Der Beklagte (das Katholische Kirchensteueramt -KiStA-) setzte mit Bescheid vom 4. September 1998, auf der Basis der nach § 51 a des Einkommensteuergesetzes (EStG) auf 145.224 DM geminderten Einkommensteuer (ESt), die Kirchensteuer (KiSt) auf 11.617,92 DM fest. Nach Anrechnung der für diesen Zeitraum geleisteten Ki-Lohnsteuer von 3.697,12 DM ergab sich danach eine gerundete Restschuld von 7.920,80 DM. Mit berichtigtem KiSt-Bescheid vom 3. Februar 1999 hat sich das KiSt-Soll auf 11.517,60 DM und entsprechend auch die Restschuld auf 7.820,40 DM reduziert.

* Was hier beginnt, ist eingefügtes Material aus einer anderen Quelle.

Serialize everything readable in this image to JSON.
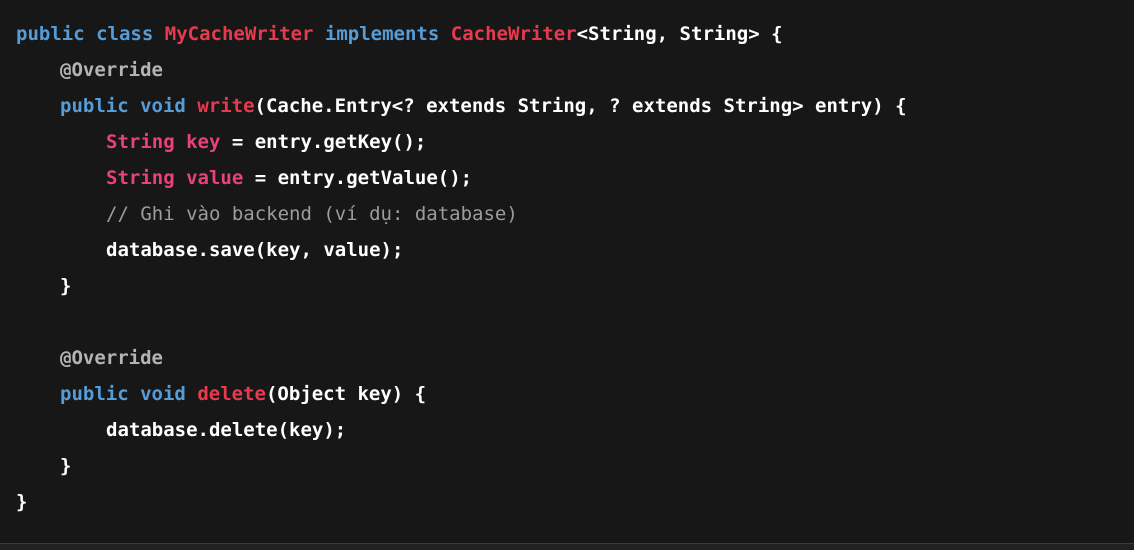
{
  "code": {
    "l1": {
      "kw_public": "public",
      "kw_class": "class",
      "class_name": "MyCacheWriter",
      "kw_implements": "implements",
      "iface": "CacheWriter",
      "rest": "<String, String> {"
    },
    "l2": {
      "annotation": "@Override"
    },
    "l3": {
      "kw_public": "public",
      "kw_void": "void",
      "method": "write",
      "rest": "(Cache.Entry<? extends String, ? extends String> entry) {"
    },
    "l4": {
      "type": "String",
      "var": "key",
      "rest": " = entry.getKey();"
    },
    "l5": {
      "type": "String",
      "var": "value",
      "rest": " = entry.getValue();"
    },
    "l6": {
      "comment": "// Ghi vào backend (ví dụ: database)"
    },
    "l7": {
      "text": "database.save(key, value);"
    },
    "l8": {
      "text": "}"
    },
    "l10": {
      "annotation": "@Override"
    },
    "l11": {
      "kw_public": "public",
      "kw_void": "void",
      "method": "delete",
      "rest": "(Object key) {"
    },
    "l12": {
      "text": "database.delete(key);"
    },
    "l13": {
      "text": "}"
    },
    "l14": {
      "text": "}"
    }
  },
  "colors": {
    "background": "#171717",
    "keyword": "#569cd6",
    "type_name": "#e83a4f",
    "variable": "#e8417d",
    "annotation": "#b4b4b4",
    "comment": "#9c9c9c",
    "plain": "#ffffff"
  }
}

Mit Schreiben vom 25. Oktober 1998 beantragte der Kläger einen Teilerlaß der KiSt von 50 %, soweit die Steuer auf nach § 34 EStG tarifbegünstigten Einkünften beruhte. Gleichzeitig legte er, zur Kenntnisnahme des aus außerordentlichen Einkünften resultierenden Steueranfalls bzw. Bemessung des Teilerlasses, eine Kopie des zwischenzeitlich geänderten ESt-Bescheids 1996 vom 29. Oktober 1998 vor. Als Begründung trug er vor, daß durch die Veräußerung eines Teils (22 %) seiner Beteiligung an der Steuerberatungsgesellschaft eine außerordentliche Steuer angefallen sei, die einen Billigkeitserlaß rechtfertige. So habe ein Teil des Veräußerungserlöses zur Deckung der Steuerbelastung verwendet werden müssen. Darüber hinaus diene dieser der Altersversorgung, die durch diese Steuerbelastung erheblich geschmälert werde. Die KiSt-Verpflichtung stelle für ihn eine erhebliche finanzielle Härte dar.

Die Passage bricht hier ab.